Nutrition labels are standardized in the United States. They contain lots of good information. Understanding how to properly interpret them makes it possible for people to make better and more informed decisions about what they eat. Knowing how to read a nutrition label can help people improve their health and physical well-being.


All nutrition labels follow the same format. They lead off with the most important information at the top. That’s where the serving size, number of servings per package and calories per serving are listed. The word calories is short for kilocalories. Calories measure energy. One calorie is defined as the energy required to raise a gram of water by one degree Celsius. Calories tell consumers how much energy is provided by the food they’re eating. Typically, it’s expected that adults will need about 2,000 calories per day. Any percentages on the label are calculated with that number in mind.


Important macronutrients like fats, carbohydrates and protein are represented on nutrition labels, too. It’s best to have a mix of these sources of calories in the diet.

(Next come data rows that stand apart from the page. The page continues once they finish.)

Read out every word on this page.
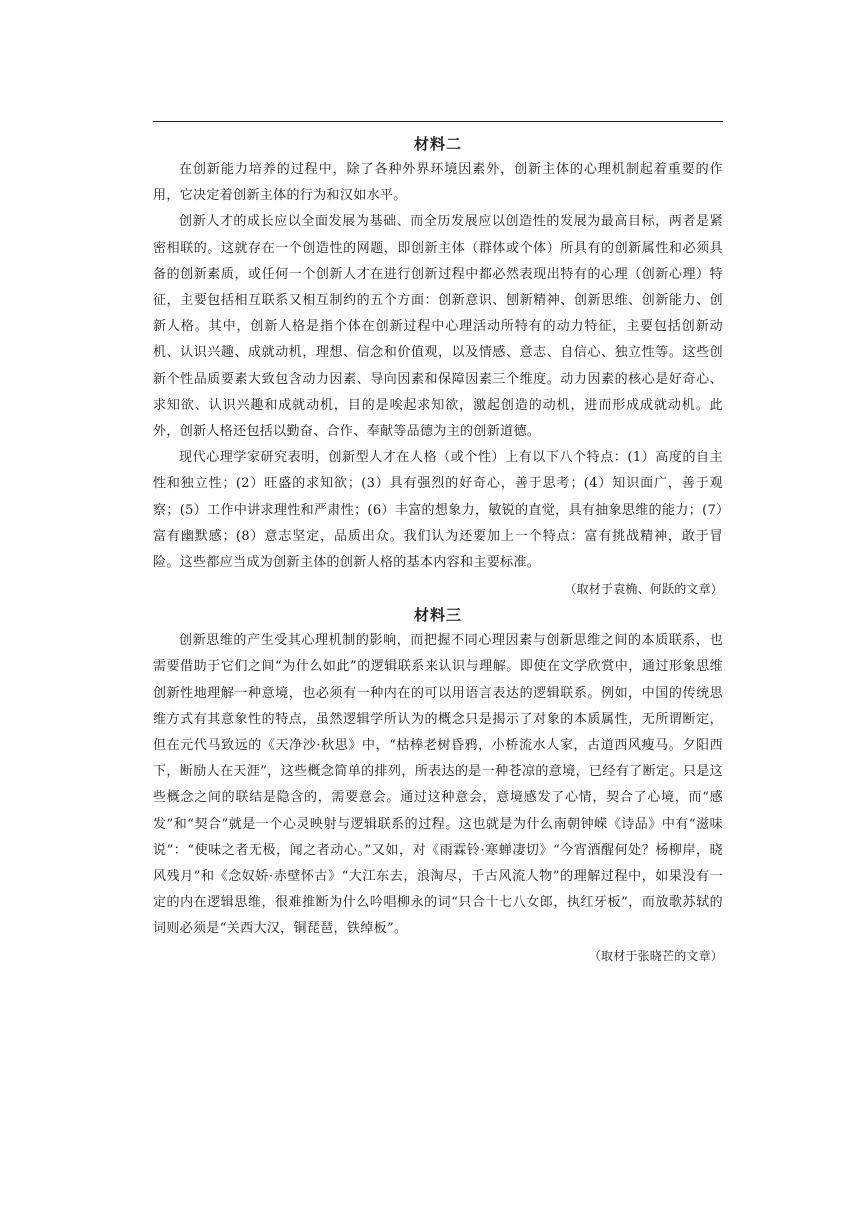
材料二

在创新能力培养的过程中，除了各种外界环境因素外，创新主体的心理机制起着重要的作用，它决定着创新主体的行为和汉如水平。

创新人才的成长应以全面发展为基础、而全历发展应以创造性的发展为最高目标，两者是紧密相联的。这就存在一个创造性的网题，即创新主体（群体或个体）所具有的创新属性和必须具备的创新素质，或任何一个创新人才在进行创新过程中都必然表现出特有的心理（创新心理）特征，主要包括相互联系又相互制约的五个方面：创新意识、刨新精神、创新思维、创新能力、创新人格。其中，创新人格是指个体在创新过程中心理活动所特有的动力特征，主要包括创新动机、认识兴趣、成就动机，理想、信念和价值观，以及情感、意志、自信心、独立性等。这些创新个性品质要素大致包含动力因素、导向因素和保障因素三个维度。动力因素的核心是好奇心、求知欲、认识兴趣和成就动机，目的是唉起求知欲，激起创造的动机，进而形成成就动机。此外，创新人格还包括以勤奋、合作、奉献等品德为主的创新道德。

现代心理学家研究表明，创新型人才在人格（或个性）上有以下八个特点：(1）高度的自主性和独立性；(2）旺盛的求知欲；(3）具有强烈的好奇心，善于思考；(4）知识面广，善于观察；(5）工作中讲求理性和严肃性；(6）丰富的想象力，敏锐的直觉，具有抽象思维的能力；(7）富有幽默感；(8）意志坚定，品质出众。我们认为还要加上一个特点：富有挑战精神，敢于冒险。这些都应当成为创新主体的创新人格的基本内容和主要标准。

（取材于袁桷、何跃的文章）
材料三

创新思维的产生受其心理机制的影响，而把握不同心理因素与创新思维之间的本质联系，也需要借助于它们之间“为什么如此”的逻辑联系来认识与理解。即使在文学欣赏中，通过形象思维创新性地理解一种意境，也必须有一种内在的可以用语言表达的逻辑联系。例如，中国的传统思维方式有其意象性的特点，虽然逻辑学所认为的概念只是揭示了对象的本质属性，无所谓断定，但在元代马致远的《天净沙·秋思》中，“枯棒老树昏鸦，小桥流水人家，古道西风瘦马。夕阳西下，断励人在天涯”，这些概念简单的排列，所表达的是一种苍凉的意境，已经有了断定。只是这些概念之间的联结是隐含的，需要意会。通过这种意会，意境感发了心情，契合了心境，而“感发”和“契合”就是一个心灵映射与逻辑联系的过程。这也就是为什么南朝钟嵘《诗品》中有“滋味说”：“使味之者无极，闻之者动心。”又如，对《雨霖铃·寒蝉凄切》“今宵酒醒何处？杨柳岸，晓风残月”和《念奴娇·赤壁怀古》“大江东去，浪淘尽，千古风流人物”的理解过程中，如果没有一定的内在逻辑思维，很难推断为什么吟唱柳永的词“只合十七八女郎，执红牙板”，而放歌苏轼的词则必须是“关西大汉，铜琵琶，铁绰板”。

（取材于张晓芒的文章）
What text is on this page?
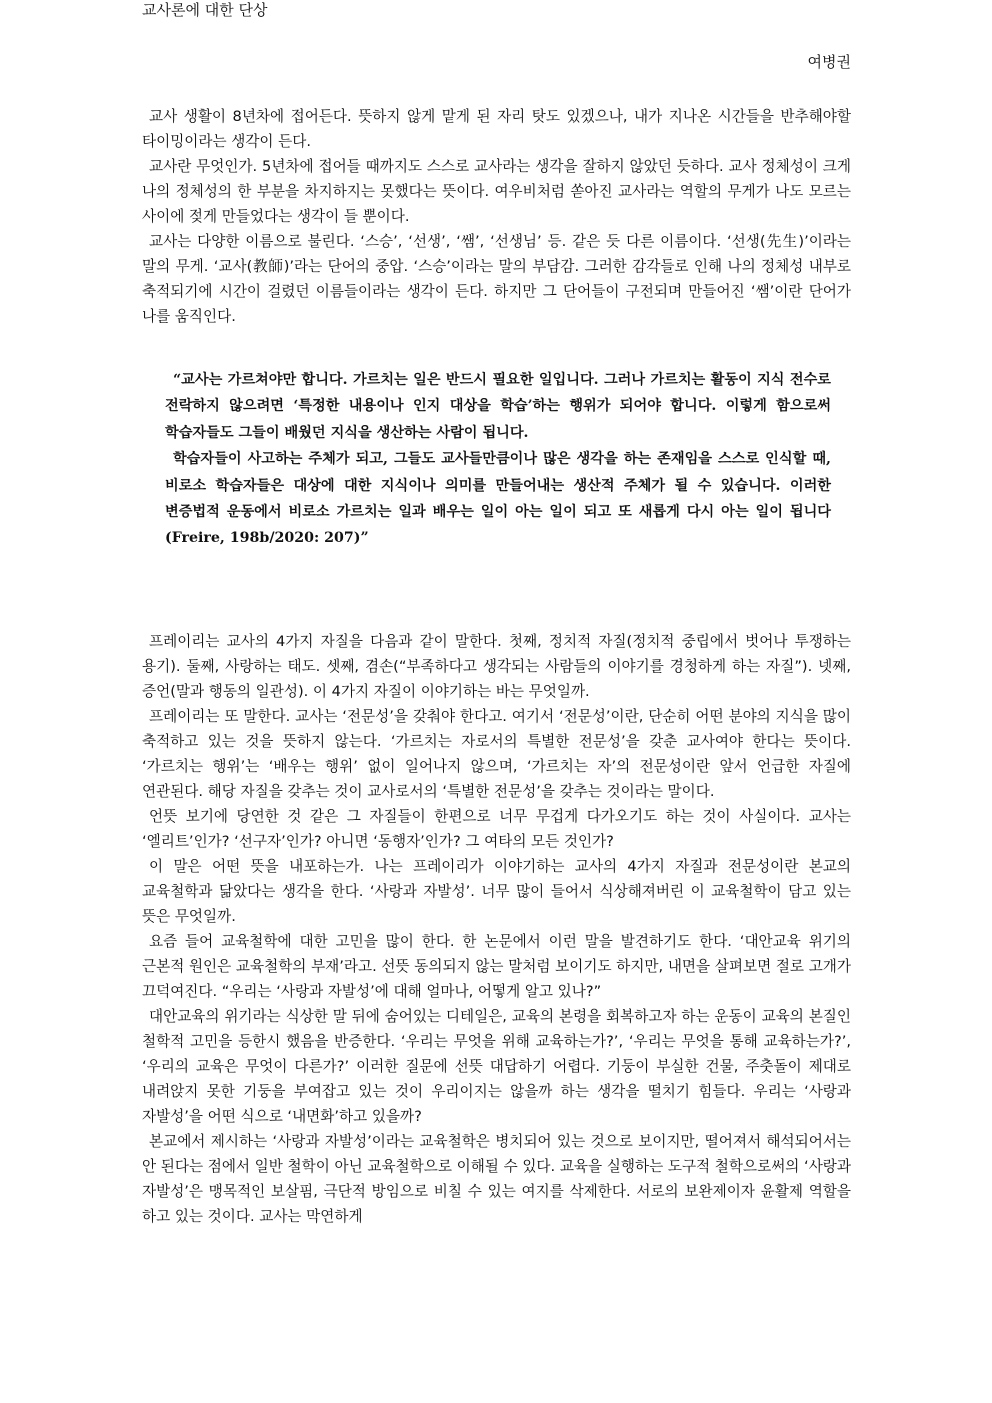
교사론에 대한 단상
여병권

교사 생활이 8년차에 접어든다. 뜻하지 않게 맡게 된 자리 탓도 있겠으나, 내가 지나온 시간들을 반추해야할 타이밍이라는 생각이 든다.

교사란 무엇인가. 5년차에 접어들 때까지도 스스로 교사라는 생각을 잘하지 않았던 듯하다. 교사 정체성이 크게 나의 정체성의 한 부분을 차지하지는 못했다는 뜻이다. 여우비처럼 쏟아진 교사라는 역할의 무게가 나도 모르는 사이에 젖게 만들었다는 생각이 들 뿐이다.

교사는 다양한 이름으로 불린다. ‘스승’, ‘선생’, ‘쌤’, ‘선생님’ 등. 같은 듯 다른 이름이다. ‘선생(先生)’이라는 말의 무게. ‘교사(教師)’라는 단어의 중압. ‘스승’이라는 말의 부담감. 그러한 감각들로 인해 나의 정체성 내부로 축적되기에 시간이 걸렸던 이름들이라는 생각이 든다. 하지만 그 단어들이 구전되며 만들어진 ‘쌤’이란 단어가 나를 움직인다.

“교사는 가르쳐야만 합니다. 가르치는 일은 반드시 필요한 일입니다. 그러나 가르치는 활동이 지식 전수로 전락하지 않으려면 ‘특정한 내용이나 인지 대상을 학습’하는 행위가 되어야 합니다. 이렇게 함으로써 학습자들도 그들이 배웠던 지식을 생산하는 사람이 됩니다.

학습자들이 사고하는 주체가 되고, 그들도 교사들만큼이나 많은 생각을 하는 존재임을 스스로 인식할 때, 비로소 학습자들은 대상에 대한 지식이나 의미를 만들어내는 생산적 주체가 될 수 있습니다. 이러한 변증법적 운동에서 비로소 가르치는 일과 배우는 일이 아는 일이 되고 또 새롭게 다시 아는 일이 됩니다(Freire, 198b/2020: 207)”

프레이리는 교사의 4가지 자질을 다음과 같이 말한다. 첫째, 정치적 자질(정치적 중립에서 벗어나 투쟁하는 용기). 둘째, 사랑하는 태도. 셋째, 겸손(“부족하다고 생각되는 사람들의 이야기를 경청하게 하는 자질”). 넷째, 증언(말과 행동의 일관성). 이 4가지 자질이 이야기하는 바는 무엇일까.

프레이리는 또 말한다. 교사는 ‘전문성’을 갖춰야 한다고. 여기서 ‘전문성’이란, 단순히 어떤 분야의 지식을 많이 축적하고 있는 것을 뜻하지 않는다. ‘가르치는 자로서의 특별한 전문성’을 갖춘 교사여야 한다는 뜻이다. ‘가르치는 행위’는 ‘배우는 행위’ 없이 일어나지 않으며, ‘가르치는 자’의 전문성이란 앞서 언급한 자질에 연관된다. 해당 자질을 갖추는 것이 교사로서의 ‘특별한 전문성’을 갖추는 것이라는 말이다.

언뜻 보기에 당연한 것 같은 그 자질들이 한편으로 너무 무겁게 다가오기도 하는 것이 사실이다. 교사는 ‘엘리트’인가? ‘선구자’인가? 아니면 ‘동행자’인가? 그 여타의 모든 것인가?

이 말은 어떤 뜻을 내포하는가. 나는 프레이리가 이야기하는 교사의 4가지 자질과 전문성이란 본교의 교육철학과 닮았다는 생각을 한다. ‘사랑과 자발성’. 너무 많이 들어서 식상해져버린 이 교육철학이 담고 있는 뜻은 무엇일까.

요즘 들어 교육철학에 대한 고민을 많이 한다. 한 논문에서 이런 말을 발견하기도 한다. ‘대안교육 위기의 근본적 원인은 교육철학의 부재’라고. 선뜻 동의되지 않는 말처럼 보이기도 하지만, 내면을 살펴보면 절로 고개가 끄덕여진다. “우리는 ‘사랑과 자발성’에 대해 얼마나, 어떻게 알고 있나?”

대안교육의 위기라는 식상한 말 뒤에 숨어있는 디테일은, 교육의 본령을 회복하고자 하는 운동이 교육의 본질인 철학적 고민을 등한시 했음을 반증한다. ‘우리는 무엇을 위해 교육하는가?’, ‘우리는 무엇을 통해 교육하는가?’, ‘우리의 교육은 무엇이 다른가?’ 이러한 질문에 선뜻 대답하기 어렵다. 기둥이 부실한 건물, 주춧돌이 제대로 내려앉지 못한 기둥을 부여잡고 있는 것이 우리이지는 않을까 하는 생각을 떨치기 힘들다. 우리는 ‘사랑과 자발성’을 어떤 식으로 ‘내면화’하고 있을까?

본교에서 제시하는 ‘사랑과 자발성’이라는 교육철학은 병치되어 있는 것으로 보이지만, 떨어져서 해석되어서는 안 된다는 점에서 일반 철학이 아닌 교육철학으로 이해될 수 있다. 교육을 실행하는 도구적 철학으로써의 ‘사랑과 자발성’은 맹목적인 보살핌, 극단적 방임으로 비칠 수 있는 여지를 삭제한다. 서로의 보완제이자 윤활제 역할을 하고 있는 것이다. 교사는 막연하게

At different times, there are fads surrounding these types of nutrients. Sometimes fats are considered bad, other times carbs are. Sometimes people eat far too much protein because of the benefits they believe it provides. The truth is that all of these should be consumed in moderation.


Another bolded item on nutrition labels is sodium content. Basically, sodium is salt. A little sodium in the diet is fine, but too much has been linked to issues like high blood pressure. Ensuring that sodium intake is low-to-moderate is a great way to look after heart health. Cholesterol, too, is a type of nutrient that should be limited where possible.


Finally, the nutrition label provides information about vitamins and minerals that are present in the given food product. These are presented in two forms. First, there’s the number of grams or micrograms. Secondly, the percentage of the suggested daily value is listed. For example, if there’s 8 mg of iron in a food, that is 45% of the suggested daily value for an adult. It’s a good idea to remember that these daily values are based on an average adult. The figures for children and pregnant women will be different.